Untuk memasarkan produknya ini, kata Gurday, ia tidak memiliki tempat jualan atau toko seperti pedagang barang pada umumnya. Namun dengan cara unik yang ia dan Istrinya lakukan, dengan memakai tas tersebut ke acara-acara besar maupun kecil, bahkan ke undangan pernikahan atau hanya sekedar bertamu ke rumah saudara dan teman.
Meski demikian, lanjut Abah Gurday, tas yang dibuatnya sudah banyak dikirim ke para pemesenya dibeberapa wilayah Jawa Barat, hingga Luar Pulau Jawa.
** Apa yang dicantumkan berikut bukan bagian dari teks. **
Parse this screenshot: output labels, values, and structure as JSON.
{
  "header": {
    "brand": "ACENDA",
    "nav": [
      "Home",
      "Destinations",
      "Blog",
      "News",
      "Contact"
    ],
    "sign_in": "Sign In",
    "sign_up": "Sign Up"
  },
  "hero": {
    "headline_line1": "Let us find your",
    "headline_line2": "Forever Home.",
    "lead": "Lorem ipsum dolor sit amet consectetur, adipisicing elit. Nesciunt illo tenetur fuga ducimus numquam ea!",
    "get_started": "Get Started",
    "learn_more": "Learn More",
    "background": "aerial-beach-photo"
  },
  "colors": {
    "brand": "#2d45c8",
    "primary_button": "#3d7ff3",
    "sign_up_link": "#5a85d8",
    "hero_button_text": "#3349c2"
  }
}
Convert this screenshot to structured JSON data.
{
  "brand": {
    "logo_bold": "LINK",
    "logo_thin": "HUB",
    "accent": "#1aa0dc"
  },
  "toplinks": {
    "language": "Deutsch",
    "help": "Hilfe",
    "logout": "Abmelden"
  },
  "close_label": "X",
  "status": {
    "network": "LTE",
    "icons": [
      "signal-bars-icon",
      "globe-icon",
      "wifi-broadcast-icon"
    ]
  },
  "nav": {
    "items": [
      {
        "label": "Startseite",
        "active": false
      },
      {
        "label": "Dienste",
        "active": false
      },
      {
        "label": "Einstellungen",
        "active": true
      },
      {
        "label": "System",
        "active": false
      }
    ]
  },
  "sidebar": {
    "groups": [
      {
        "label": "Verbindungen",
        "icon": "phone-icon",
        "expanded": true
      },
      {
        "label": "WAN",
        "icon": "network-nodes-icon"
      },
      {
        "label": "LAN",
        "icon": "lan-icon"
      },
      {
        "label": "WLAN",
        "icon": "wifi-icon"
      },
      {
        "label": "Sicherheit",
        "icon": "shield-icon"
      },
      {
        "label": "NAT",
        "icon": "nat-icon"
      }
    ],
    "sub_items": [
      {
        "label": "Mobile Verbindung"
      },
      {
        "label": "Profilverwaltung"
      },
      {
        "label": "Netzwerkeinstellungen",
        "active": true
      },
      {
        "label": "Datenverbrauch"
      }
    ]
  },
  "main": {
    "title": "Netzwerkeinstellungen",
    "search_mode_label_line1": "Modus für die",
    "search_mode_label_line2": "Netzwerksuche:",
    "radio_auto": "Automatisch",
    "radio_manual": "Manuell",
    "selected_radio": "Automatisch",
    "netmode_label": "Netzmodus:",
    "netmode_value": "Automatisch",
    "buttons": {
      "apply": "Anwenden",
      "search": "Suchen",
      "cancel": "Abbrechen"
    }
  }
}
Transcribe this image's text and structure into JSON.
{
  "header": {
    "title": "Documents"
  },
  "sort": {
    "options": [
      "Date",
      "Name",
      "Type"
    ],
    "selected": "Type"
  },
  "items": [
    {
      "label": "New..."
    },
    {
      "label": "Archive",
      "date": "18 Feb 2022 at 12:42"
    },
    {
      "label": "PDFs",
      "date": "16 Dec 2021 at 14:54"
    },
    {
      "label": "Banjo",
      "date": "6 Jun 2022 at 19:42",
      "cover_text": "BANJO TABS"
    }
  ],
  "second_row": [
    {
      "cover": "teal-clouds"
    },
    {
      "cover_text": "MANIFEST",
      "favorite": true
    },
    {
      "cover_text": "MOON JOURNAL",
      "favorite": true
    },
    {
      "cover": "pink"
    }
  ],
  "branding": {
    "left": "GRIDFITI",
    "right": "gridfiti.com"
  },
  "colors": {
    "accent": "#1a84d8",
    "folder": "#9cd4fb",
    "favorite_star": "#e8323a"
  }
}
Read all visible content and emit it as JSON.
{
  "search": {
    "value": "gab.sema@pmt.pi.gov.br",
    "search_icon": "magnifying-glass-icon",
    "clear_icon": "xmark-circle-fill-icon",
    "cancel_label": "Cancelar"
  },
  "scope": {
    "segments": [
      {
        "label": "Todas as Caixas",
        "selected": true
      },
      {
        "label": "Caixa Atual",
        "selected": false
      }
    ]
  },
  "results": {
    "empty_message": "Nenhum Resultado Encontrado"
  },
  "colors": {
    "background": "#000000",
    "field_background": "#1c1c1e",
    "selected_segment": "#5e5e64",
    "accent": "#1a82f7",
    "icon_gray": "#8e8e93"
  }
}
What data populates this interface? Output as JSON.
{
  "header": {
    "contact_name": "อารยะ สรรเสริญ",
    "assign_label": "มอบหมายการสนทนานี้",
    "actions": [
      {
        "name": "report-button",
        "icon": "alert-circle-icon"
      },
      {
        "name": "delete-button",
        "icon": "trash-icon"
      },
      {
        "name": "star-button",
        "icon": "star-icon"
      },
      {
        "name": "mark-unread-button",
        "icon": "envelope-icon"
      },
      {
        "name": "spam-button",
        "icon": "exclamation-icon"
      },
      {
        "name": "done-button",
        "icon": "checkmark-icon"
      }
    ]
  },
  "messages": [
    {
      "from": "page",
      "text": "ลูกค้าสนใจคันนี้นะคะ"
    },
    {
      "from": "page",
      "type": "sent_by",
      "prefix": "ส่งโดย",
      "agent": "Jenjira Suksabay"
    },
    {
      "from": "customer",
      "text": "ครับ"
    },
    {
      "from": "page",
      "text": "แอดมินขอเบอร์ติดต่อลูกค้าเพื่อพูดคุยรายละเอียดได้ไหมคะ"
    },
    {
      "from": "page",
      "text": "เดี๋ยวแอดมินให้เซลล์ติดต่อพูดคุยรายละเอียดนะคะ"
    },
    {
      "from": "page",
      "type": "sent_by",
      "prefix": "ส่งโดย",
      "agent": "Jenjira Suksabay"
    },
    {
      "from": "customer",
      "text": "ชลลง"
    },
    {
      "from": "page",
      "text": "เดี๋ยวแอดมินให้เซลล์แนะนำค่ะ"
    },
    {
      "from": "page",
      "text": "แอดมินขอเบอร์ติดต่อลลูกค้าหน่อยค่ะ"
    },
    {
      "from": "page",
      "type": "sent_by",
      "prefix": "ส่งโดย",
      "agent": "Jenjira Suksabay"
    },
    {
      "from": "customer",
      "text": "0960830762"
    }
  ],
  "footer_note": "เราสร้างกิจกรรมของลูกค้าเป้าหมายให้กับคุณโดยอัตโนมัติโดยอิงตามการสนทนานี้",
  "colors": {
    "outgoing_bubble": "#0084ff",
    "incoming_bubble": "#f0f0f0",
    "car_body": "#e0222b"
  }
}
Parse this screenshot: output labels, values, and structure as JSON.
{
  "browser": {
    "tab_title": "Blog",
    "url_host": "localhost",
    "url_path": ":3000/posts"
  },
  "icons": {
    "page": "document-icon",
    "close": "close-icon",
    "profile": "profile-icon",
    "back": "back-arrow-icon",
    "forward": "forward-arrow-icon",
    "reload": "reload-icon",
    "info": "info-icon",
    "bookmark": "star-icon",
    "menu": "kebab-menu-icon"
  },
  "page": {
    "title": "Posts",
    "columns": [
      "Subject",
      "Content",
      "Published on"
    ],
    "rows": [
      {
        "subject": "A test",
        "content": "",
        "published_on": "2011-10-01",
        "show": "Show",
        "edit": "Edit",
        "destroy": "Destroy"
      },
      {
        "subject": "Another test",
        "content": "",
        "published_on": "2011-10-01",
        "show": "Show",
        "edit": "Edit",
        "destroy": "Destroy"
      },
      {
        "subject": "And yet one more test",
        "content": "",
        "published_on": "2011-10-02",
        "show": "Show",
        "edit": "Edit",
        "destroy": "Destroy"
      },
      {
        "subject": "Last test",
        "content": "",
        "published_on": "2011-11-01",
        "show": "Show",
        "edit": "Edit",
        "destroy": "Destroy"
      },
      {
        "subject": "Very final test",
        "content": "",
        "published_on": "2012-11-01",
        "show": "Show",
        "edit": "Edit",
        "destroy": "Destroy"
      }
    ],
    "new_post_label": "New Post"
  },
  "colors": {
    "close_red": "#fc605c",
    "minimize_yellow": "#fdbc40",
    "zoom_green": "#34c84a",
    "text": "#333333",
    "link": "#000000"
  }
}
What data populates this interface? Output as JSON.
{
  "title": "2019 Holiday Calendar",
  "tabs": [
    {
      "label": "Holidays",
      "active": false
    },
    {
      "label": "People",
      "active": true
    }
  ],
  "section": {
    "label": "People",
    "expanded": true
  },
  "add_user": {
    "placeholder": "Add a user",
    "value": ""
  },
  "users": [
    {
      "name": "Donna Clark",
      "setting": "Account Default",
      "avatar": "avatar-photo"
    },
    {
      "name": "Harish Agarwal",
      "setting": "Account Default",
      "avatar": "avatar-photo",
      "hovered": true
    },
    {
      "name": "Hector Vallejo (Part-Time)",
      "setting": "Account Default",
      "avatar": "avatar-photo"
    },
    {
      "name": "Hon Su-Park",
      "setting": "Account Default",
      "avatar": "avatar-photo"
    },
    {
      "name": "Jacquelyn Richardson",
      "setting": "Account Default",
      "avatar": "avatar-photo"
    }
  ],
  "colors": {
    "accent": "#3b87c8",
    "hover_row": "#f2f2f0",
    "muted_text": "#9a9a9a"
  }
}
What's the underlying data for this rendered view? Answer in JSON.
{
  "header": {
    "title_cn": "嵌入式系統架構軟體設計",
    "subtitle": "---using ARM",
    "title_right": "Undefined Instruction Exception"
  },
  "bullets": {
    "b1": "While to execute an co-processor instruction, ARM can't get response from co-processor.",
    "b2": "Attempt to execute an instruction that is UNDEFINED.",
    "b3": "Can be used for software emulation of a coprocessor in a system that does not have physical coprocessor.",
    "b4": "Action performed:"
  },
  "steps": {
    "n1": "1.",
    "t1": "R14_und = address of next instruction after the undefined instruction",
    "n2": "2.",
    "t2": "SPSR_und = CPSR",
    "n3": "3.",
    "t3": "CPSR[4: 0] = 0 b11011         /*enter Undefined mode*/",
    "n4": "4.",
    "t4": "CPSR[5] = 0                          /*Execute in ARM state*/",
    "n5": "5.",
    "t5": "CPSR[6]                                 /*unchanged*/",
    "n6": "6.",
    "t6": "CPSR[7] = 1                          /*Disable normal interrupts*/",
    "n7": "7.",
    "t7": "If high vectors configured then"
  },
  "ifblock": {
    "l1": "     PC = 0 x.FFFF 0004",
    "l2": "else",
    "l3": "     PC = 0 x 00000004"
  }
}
“Saya gak punya jongko maupun toko untuk jualan, yang saya punya adalah kemauan ketika memakai tas ini. Karena ketika saya memakai tas ini banyak orang yang tertarik yang ingin beli. Jadi pemasaran tas ini dari mulut ke mulut ataupun melalui pesanan saja secara door to door. Alhamdulilah khusus wilayah Sumedang, kemudian ke Bali pun sudah sampai, Surakarta, Jogjakarta, Sumatera, Palembang, Jakarta, Tanggerang, Cianjur Bandung termasuk di Taman Mini Indonesia sudah ada. Saya tidak membuat secara rutin, karena saya juga masih mempunyai pekerjaan lain kalo inimah sampingan dan juga hoby,” ucapnya.
Gurday menuturkan, tas yang dijual berupa-rupa tergantung jenis dan ukuran, ia menjualnya dengan harga mulai dari Rp.75.000 hingga Rp.350.000. Dirinya berharap khususnya untuk para generasi penerus utamanya kaum muda, agar jangan sampai melupakan seni dan budaya lokal yang sudah ada sejak jaman dulu peninggalan leluhur kita. Karena bagaimanapun seni dan budaya peninggalan leluhur kita bila tidak kita jaga dan dilestarikan tentunya akan hancur dan mungkin hilang karena adanya peradaban modern seperti sekarang ini.
“Harga tas ini bermacam-macam tergantung jenis ukuran ada yang dijual dengan harga Rp.75.000 yang paling kecil, sampai Rp.300.000, yang ukurannya no 6 paling kecil dan bentuknya ada 2 bentuk. Namun untuk yang paling besar di jual dengan harga Rp.200.000 hingga Rp.350.000 apalagi yang digandong untuk bisa membawa laptop,” ujarnya.